Son de principal interés las carteras de Salud, Educación, Pensiones y Defensa, así como Ecopetrol, la Ungrd y el Departamento Administrativo de la Presidencia, entre otras entidades. Es importante demostrar cómo se robaron los recursos públicos para que nunca más los colombianos vuelvan a elegir a quienes incurrieron en esas prácticas.
Lo segundo es preparar un plan de choque en materia de seguridad. Una de las victorias tempranas de la nueva administración podría llegar con la captura o la neutralización de algunos de los criminales más sonados protegidos por Iván Cepeda y esta administración, como Mordisco, Calarcá, Chiquito Malo, Pablito y otros integrantes de la cúpula del ELN. Un golpe contundente les enviaría un mensaje a todos estos criminales -incluso a quienes hoy posan de gestores de paz-: les irá mejor sometiéndose a la justicia que esperando a que un ‘smart bomb’ los elimine.
Para ello, es necesario reinstaurar a miembros de la cúpula militar que Petro retiró por capricho, devolverle la moral a la tropa y montar dos bases militares gringas en el sur del país que permitan al nuevo gobierno empezar la reconquista o retoma de la Colombia profunda. Territorios como Meta, Vichada, Guainía, Guaviare y Casanare, donde la ventaja del Tigre fue amplia, están ansiosos por sentir el rugido de la seguridad.

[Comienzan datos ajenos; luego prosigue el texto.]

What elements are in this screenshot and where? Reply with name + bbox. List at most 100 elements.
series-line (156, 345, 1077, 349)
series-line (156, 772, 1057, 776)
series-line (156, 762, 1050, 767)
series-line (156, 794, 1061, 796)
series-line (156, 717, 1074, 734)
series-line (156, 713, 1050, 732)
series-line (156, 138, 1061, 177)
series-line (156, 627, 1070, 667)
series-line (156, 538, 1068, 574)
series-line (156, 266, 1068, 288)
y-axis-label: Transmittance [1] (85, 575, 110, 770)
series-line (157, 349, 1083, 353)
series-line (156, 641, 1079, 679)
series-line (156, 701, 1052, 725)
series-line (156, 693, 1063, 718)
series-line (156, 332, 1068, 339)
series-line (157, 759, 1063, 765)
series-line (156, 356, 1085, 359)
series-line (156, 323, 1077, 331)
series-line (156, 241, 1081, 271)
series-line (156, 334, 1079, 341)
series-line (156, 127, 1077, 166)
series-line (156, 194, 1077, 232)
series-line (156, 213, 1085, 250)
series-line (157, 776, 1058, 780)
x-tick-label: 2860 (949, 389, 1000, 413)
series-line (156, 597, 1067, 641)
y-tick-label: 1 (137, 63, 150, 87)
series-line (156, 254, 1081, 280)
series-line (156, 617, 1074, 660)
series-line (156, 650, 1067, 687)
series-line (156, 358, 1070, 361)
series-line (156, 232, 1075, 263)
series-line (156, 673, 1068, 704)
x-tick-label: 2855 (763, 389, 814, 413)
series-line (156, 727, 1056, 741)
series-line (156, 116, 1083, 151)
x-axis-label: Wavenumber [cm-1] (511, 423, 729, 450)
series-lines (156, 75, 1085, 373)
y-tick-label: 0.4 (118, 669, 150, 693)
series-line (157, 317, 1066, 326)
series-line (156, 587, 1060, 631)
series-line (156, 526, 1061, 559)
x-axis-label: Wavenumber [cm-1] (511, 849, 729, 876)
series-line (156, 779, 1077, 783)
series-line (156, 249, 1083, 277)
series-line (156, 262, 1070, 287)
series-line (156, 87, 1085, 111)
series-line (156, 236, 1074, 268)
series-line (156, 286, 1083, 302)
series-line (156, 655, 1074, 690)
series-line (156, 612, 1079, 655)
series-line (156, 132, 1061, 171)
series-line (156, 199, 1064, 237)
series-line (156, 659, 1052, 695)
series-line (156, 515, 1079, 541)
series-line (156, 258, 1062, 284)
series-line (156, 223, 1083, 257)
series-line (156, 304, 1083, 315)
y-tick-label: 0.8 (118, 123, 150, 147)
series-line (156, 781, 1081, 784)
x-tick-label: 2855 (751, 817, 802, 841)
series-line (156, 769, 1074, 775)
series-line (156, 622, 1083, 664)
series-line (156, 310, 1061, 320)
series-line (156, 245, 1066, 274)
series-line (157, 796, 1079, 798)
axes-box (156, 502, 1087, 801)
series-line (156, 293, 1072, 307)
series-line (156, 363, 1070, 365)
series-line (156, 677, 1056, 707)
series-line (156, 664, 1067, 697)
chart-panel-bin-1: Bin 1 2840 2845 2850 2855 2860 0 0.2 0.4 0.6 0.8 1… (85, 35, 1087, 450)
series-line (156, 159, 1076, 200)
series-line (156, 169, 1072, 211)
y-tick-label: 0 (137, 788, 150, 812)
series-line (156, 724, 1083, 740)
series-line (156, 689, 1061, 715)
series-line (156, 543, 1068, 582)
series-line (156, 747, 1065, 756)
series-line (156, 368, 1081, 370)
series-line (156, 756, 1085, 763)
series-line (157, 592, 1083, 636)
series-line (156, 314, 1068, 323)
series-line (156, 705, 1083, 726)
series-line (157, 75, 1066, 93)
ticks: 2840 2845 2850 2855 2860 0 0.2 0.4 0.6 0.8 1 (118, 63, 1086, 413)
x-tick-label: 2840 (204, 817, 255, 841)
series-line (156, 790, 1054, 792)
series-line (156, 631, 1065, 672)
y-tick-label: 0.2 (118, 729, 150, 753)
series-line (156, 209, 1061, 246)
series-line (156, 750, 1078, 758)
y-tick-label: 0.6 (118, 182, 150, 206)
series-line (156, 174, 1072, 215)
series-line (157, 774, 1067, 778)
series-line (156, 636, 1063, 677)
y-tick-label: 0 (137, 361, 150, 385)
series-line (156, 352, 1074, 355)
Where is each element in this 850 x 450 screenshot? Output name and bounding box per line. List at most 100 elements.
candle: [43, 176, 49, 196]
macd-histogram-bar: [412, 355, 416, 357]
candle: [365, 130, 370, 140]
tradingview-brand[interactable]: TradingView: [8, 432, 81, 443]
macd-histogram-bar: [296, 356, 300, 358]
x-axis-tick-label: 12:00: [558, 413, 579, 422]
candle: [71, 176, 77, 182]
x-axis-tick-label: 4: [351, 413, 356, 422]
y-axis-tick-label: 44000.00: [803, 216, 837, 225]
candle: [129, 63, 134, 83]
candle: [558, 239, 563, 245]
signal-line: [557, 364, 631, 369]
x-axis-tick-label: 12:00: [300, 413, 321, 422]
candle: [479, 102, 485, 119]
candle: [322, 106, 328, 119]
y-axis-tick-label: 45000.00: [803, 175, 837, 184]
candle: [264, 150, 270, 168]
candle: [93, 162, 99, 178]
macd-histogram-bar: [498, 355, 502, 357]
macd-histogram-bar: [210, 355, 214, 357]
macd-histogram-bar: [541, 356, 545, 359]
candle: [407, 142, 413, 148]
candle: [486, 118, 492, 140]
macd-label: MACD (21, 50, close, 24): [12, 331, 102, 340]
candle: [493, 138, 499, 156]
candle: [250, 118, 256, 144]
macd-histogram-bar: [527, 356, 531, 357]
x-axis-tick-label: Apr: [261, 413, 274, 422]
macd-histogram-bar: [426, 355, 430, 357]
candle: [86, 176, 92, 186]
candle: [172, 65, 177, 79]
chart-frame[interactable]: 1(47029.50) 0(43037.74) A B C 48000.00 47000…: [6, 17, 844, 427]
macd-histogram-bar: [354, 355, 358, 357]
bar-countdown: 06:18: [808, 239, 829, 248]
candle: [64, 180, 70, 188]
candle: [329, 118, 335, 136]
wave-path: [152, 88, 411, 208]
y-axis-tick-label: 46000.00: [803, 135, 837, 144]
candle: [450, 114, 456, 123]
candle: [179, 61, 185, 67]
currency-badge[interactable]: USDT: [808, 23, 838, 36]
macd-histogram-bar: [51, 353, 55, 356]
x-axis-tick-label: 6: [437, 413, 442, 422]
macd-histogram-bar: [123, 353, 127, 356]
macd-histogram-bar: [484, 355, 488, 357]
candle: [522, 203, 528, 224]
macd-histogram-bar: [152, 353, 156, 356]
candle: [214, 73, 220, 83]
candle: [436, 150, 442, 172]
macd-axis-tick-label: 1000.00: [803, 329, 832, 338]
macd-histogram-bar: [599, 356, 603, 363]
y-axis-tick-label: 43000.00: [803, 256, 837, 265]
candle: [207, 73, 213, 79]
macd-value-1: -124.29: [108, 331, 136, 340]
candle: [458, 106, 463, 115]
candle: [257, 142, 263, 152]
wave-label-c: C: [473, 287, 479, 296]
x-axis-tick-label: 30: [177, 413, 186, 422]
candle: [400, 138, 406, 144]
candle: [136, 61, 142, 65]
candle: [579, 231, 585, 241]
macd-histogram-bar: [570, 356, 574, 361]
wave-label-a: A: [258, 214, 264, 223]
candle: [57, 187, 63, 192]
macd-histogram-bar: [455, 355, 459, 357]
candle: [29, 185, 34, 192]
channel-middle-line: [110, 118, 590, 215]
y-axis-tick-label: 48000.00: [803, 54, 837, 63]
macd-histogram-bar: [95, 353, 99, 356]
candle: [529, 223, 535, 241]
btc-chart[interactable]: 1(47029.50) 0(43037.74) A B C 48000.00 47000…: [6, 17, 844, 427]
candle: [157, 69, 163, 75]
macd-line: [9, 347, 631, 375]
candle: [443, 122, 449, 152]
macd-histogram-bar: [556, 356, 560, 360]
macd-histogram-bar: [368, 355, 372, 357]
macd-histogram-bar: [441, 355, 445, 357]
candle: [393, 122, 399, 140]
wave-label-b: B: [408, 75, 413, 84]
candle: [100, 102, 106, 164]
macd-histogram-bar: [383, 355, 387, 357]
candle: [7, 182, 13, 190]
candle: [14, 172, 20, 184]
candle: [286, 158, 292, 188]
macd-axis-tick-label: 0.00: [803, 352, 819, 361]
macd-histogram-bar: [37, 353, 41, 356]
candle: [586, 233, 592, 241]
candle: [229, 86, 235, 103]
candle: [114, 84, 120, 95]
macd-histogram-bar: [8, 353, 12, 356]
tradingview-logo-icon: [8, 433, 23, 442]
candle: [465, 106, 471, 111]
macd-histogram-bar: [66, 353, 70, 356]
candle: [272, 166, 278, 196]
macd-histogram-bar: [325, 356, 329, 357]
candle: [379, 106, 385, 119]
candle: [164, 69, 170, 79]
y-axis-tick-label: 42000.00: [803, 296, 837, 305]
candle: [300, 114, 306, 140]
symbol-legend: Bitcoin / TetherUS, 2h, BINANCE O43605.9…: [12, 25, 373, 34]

Y, finalmente, aprovechar su palmarés como emprendedor y su buena relación con mandatarios y empresarios de otros países para lograr el ‘pledge’ de personajes como Elon Musk, Bezos, los jeques árabes y las empresas petroleras y mineras internacionales, con el fin de comprometer inversiones importantes en sectores agroindustriales, minería, petróleo, infraestructura y otros frentes.
Los anuncios de inversión hacen que la gente se entusiasme, invierta en el país y contribuya al despegue de la economía. En un mundo de gratificación inmediata, producto de las redes sociales y los algoritmos, es crítico que ruja el Tigre y ejecute golpes de opinión muy rápidos que hipnoticen a la gente, le devuelvan la confianza en las instituciones e impidan cualquier intento de la izquierda de impulsar un nuevo falso estallido social.